Vision Grid continues mapping the emotional inconsistencies beneath the smile.
<< Responses carry low behavioral credibility. >>
<< Excessive self-curation detected. >>
<< Observable habits contradict claimed financial discipline. >>
<< Long-term financial trustworthiness uncertain. >>
Eventually, Ryoma closes the file gently. "Thank you for coming today, Miyahara-san."
The woman blinks once. "...Ah. That’s all?"
"For now," Ryoma says with a humble smile.
Her expression remains polite, but disappointment flashes through her eyes before she quickly hides it again.
Toyama re-enters with the next file in his hand. "She actually seems very qualified," he says carefully.
Ryoma leans back slightly in his chair and exhales through his nose. "Maybe.
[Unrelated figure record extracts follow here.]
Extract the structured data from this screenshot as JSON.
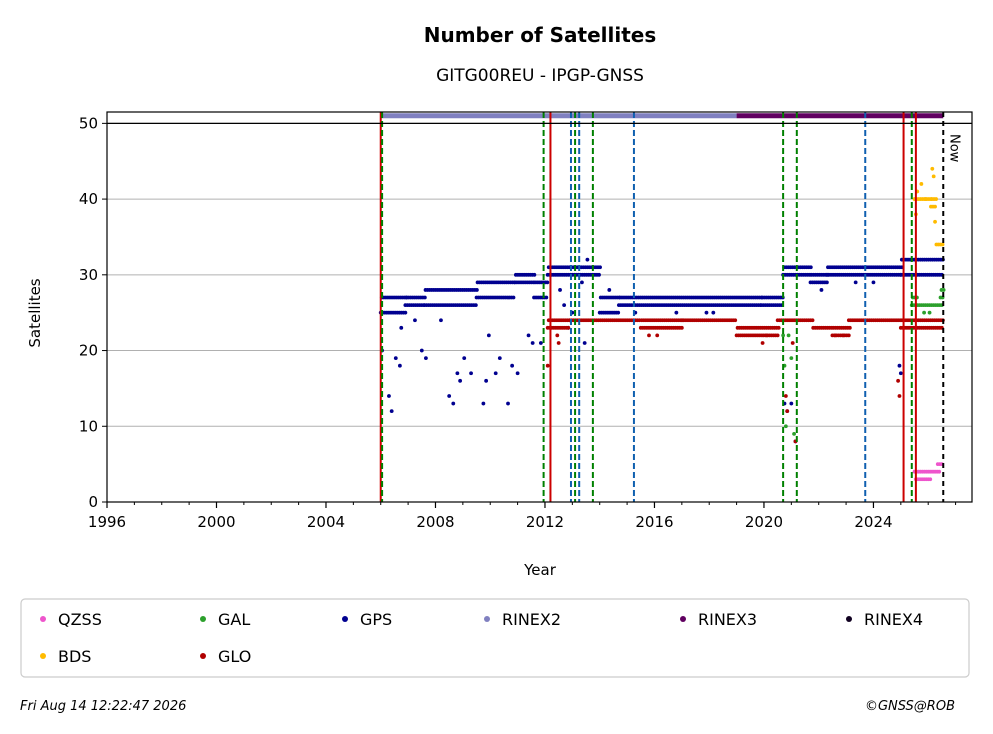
{
  "chart_data": {
    "type": "scatter",
    "title": "Number of Satellites",
    "subtitle": "GITG00REU - IPGP-GNSS",
    "xlabel": "Year",
    "ylabel": "Satellites",
    "xlim": [
      1996,
      2027.6
    ],
    "ylim": [
      0,
      51.5
    ],
    "xticks": [
      1996,
      2000,
      2004,
      2008,
      2012,
      2016,
      2020,
      2024
    ],
    "yticks": [
      0,
      10,
      20,
      30,
      40,
      50
    ],
    "grid": "horizontal",
    "legend_position": "bottom",
    "now_label": "Now",
    "now_year": 2026.55,
    "limit_line": 50,
    "colors": {
      "QZSS": "#ee55cc",
      "GAL": "#2ca02c",
      "GPS": "#000090",
      "RINEX2": "#8080c0",
      "RINEX3": "#600060",
      "RINEX4": "#100020",
      "BDS": "#ffbb00",
      "GLO": "#b00000",
      "event_red": "#cc0000",
      "event_green": "#008000",
      "event_blue": "#1060b0"
    },
    "rinex_bars": [
      {
        "name": "RINEX2",
        "start": 2006.0,
        "end": 2019.0,
        "y": 51
      },
      {
        "name": "RINEX3",
        "start": 2019.0,
        "end": 2026.55,
        "y": 51
      }
    ],
    "events": [
      {
        "x": 2006.0,
        "type": "red"
      },
      {
        "x": 2006.05,
        "type": "green"
      },
      {
        "x": 2011.95,
        "type": "green"
      },
      {
        "x": 2012.2,
        "type": "red"
      },
      {
        "x": 2012.95,
        "type": "blue"
      },
      {
        "x": 2013.1,
        "type": "green"
      },
      {
        "x": 2013.25,
        "type": "blue"
      },
      {
        "x": 2013.75,
        "type": "green"
      },
      {
        "x": 2015.25,
        "type": "blue"
      },
      {
        "x": 2020.7,
        "type": "green"
      },
      {
        "x": 2021.2,
        "type": "green"
      },
      {
        "x": 2023.7,
        "type": "blue"
      },
      {
        "x": 2025.1,
        "type": "red"
      },
      {
        "x": 2025.4,
        "type": "green"
      },
      {
        "x": 2025.55,
        "type": "red"
      }
    ],
    "series": [
      {
        "name": "GPS",
        "segments": [
          [
            2006.0,
            2006.9,
            25,
            27
          ],
          [
            2006.9,
            2007.6,
            26,
            27
          ],
          [
            2007.6,
            2009.5,
            26,
            28
          ],
          [
            2009.5,
            2010.9,
            27,
            29
          ],
          [
            2010.9,
            2011.6,
            29,
            30
          ],
          [
            2011.6,
            2012.1,
            27,
            29
          ],
          [
            2012.1,
            2014.0,
            30,
            31
          ],
          [
            2014.0,
            2014.7,
            25,
            27
          ],
          [
            2014.7,
            2019.9,
            26,
            27
          ],
          [
            2019.9,
            2020.7,
            26,
            27
          ],
          [
            2020.7,
            2021.7,
            30,
            31
          ],
          [
            2021.7,
            2022.3,
            29,
            30
          ],
          [
            2022.3,
            2025.0,
            30,
            31
          ],
          [
            2025.0,
            2026.55,
            30,
            32
          ]
        ],
        "outliers": [
          [
            2006.05,
            20
          ],
          [
            2006.3,
            14
          ],
          [
            2006.4,
            12
          ],
          [
            2006.55,
            19
          ],
          [
            2006.7,
            18
          ],
          [
            2006.75,
            23
          ],
          [
            2007.25,
            24
          ],
          [
            2007.5,
            20
          ],
          [
            2007.65,
            19
          ],
          [
            2008.2,
            24
          ],
          [
            2008.5,
            14
          ],
          [
            2008.65,
            13
          ],
          [
            2008.8,
            17
          ],
          [
            2008.9,
            16
          ],
          [
            2009.05,
            19
          ],
          [
            2009.3,
            17
          ],
          [
            2009.75,
            13
          ],
          [
            2009.85,
            16
          ],
          [
            2009.95,
            22
          ],
          [
            2010.2,
            17
          ],
          [
            2010.35,
            19
          ],
          [
            2010.65,
            13
          ],
          [
            2010.8,
            18
          ],
          [
            2011.0,
            17
          ],
          [
            2011.4,
            22
          ],
          [
            2011.55,
            21
          ],
          [
            2011.85,
            21
          ],
          [
            2012.55,
            28
          ],
          [
            2012.7,
            26
          ],
          [
            2012.85,
            23
          ],
          [
            2013.0,
            25
          ],
          [
            2013.35,
            29
          ],
          [
            2013.45,
            21
          ],
          [
            2013.55,
            32
          ],
          [
            2014.35,
            28
          ],
          [
            2015.3,
            25
          ],
          [
            2016.8,
            25
          ],
          [
            2017.9,
            25
          ],
          [
            2018.15,
            25
          ],
          [
            2020.75,
            13
          ],
          [
            2020.85,
            12
          ],
          [
            2021.0,
            13
          ],
          [
            2021.15,
            8
          ],
          [
            2022.1,
            28
          ],
          [
            2023.35,
            29
          ],
          [
            2024.0,
            29
          ],
          [
            2024.95,
            18
          ],
          [
            2025.0,
            17
          ]
        ]
      },
      {
        "name": "GLO",
        "segments": [
          [
            2012.1,
            2012.9,
            23,
            24
          ],
          [
            2012.9,
            2015.5,
            24,
            24
          ],
          [
            2015.5,
            2017.0,
            23,
            24
          ],
          [
            2017.0,
            2019.0,
            24,
            24
          ],
          [
            2019.0,
            2020.5,
            22,
            23
          ],
          [
            2020.5,
            2021.8,
            24,
            24
          ],
          [
            2021.8,
            2022.5,
            23,
            23
          ],
          [
            2022.5,
            2023.1,
            22,
            23
          ],
          [
            2023.1,
            2025.0,
            24,
            24
          ],
          [
            2025.0,
            2026.55,
            23,
            24
          ]
        ],
        "outliers": [
          [
            2012.1,
            18
          ],
          [
            2012.45,
            22
          ],
          [
            2012.5,
            21
          ],
          [
            2015.8,
            22
          ],
          [
            2016.1,
            22
          ],
          [
            2019.95,
            21
          ],
          [
            2020.1,
            22
          ],
          [
            2020.8,
            14
          ],
          [
            2020.85,
            12
          ],
          [
            2021.05,
            21
          ],
          [
            2021.15,
            8
          ],
          [
            2022.6,
            22
          ],
          [
            2022.9,
            22
          ],
          [
            2024.9,
            16
          ],
          [
            2024.95,
            14
          ]
        ]
      },
      {
        "name": "GAL",
        "segments": [
          [
            2025.4,
            2025.6,
            26,
            27
          ],
          [
            2025.6,
            2026.55,
            26,
            26
          ],
          [
            2026.45,
            2026.55,
            27,
            28
          ]
        ],
        "outliers": [
          [
            2020.7,
            22
          ],
          [
            2020.75,
            18
          ],
          [
            2020.8,
            10
          ],
          [
            2020.9,
            22
          ],
          [
            2021.0,
            19
          ],
          [
            2021.1,
            9
          ],
          [
            2025.85,
            25
          ],
          [
            2026.05,
            25
          ]
        ]
      },
      {
        "name": "BDS",
        "segments": [
          [
            2025.5,
            2026.1,
            40,
            40
          ],
          [
            2026.1,
            2026.3,
            39,
            40
          ],
          [
            2026.3,
            2026.55,
            34,
            34
          ]
        ],
        "outliers": [
          [
            2025.55,
            38
          ],
          [
            2025.6,
            41
          ],
          [
            2025.75,
            42
          ],
          [
            2025.9,
            40
          ],
          [
            2026.15,
            44
          ],
          [
            2026.2,
            43
          ],
          [
            2026.25,
            37
          ]
        ]
      },
      {
        "name": "QZSS",
        "segments": [
          [
            2025.5,
            2026.4,
            4,
            4
          ],
          [
            2025.55,
            2026.1,
            3,
            3
          ],
          [
            2026.35,
            2026.55,
            5,
            5
          ]
        ],
        "outliers": []
      },
      {
        "name": "RINEX2",
        "segments": [],
        "outliers": []
      },
      {
        "name": "RINEX3",
        "segments": [],
        "outliers": []
      },
      {
        "name": "RINEX4",
        "segments": [],
        "outliers": []
      }
    ],
    "legend": [
      {
        "label": "QZSS",
        "color": "#ee55cc"
      },
      {
        "label": "GAL",
        "color": "#2ca02c"
      },
      {
        "label": "GPS",
        "color": "#000090"
      },
      {
        "label": "RINEX2",
        "color": "#8080c0"
      },
      {
        "label": "RINEX3",
        "color": "#600060"
      },
      {
        "label": "RINEX4",
        "color": "#100020"
      },
      {
        "label": "BDS",
        "color": "#ffbb00"
      },
      {
        "label": "GLO",
        "color": "#b00000"
      }
    ]
  },
  "footer": {
    "timestamp": "Fri Aug 14 12:22:47 2026",
    "credit": "©GNSS@ROB"
  }
}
But not the kind of person I’d feel comfortable entrusting my money to."
Toyama lets out a small awkward laugh before placing the next applicant’s file neatly on the table.
"Then I’ll bring in the next applicant," he says before leaving the office.
A few minutes later, the second applicant enters, and this time, even Toyama looks slightly uncomfortable while introducing her.
The woman bows energetically the moment she steps inside.
"Thank you very much for seeing me today!"
She is undeniably attractive. Not just pretty, but aggressively noticeable in a way that immediately alters the atmosphere of the room.
Her makeup is softer than the previous applicant’s, but strategically so, designed to appear effortless despite obviously requiring effort.
Her smile arrives too quickly and lingers slightly too long. She seems noticeably more interested in the young CEO than in the accounting position itself.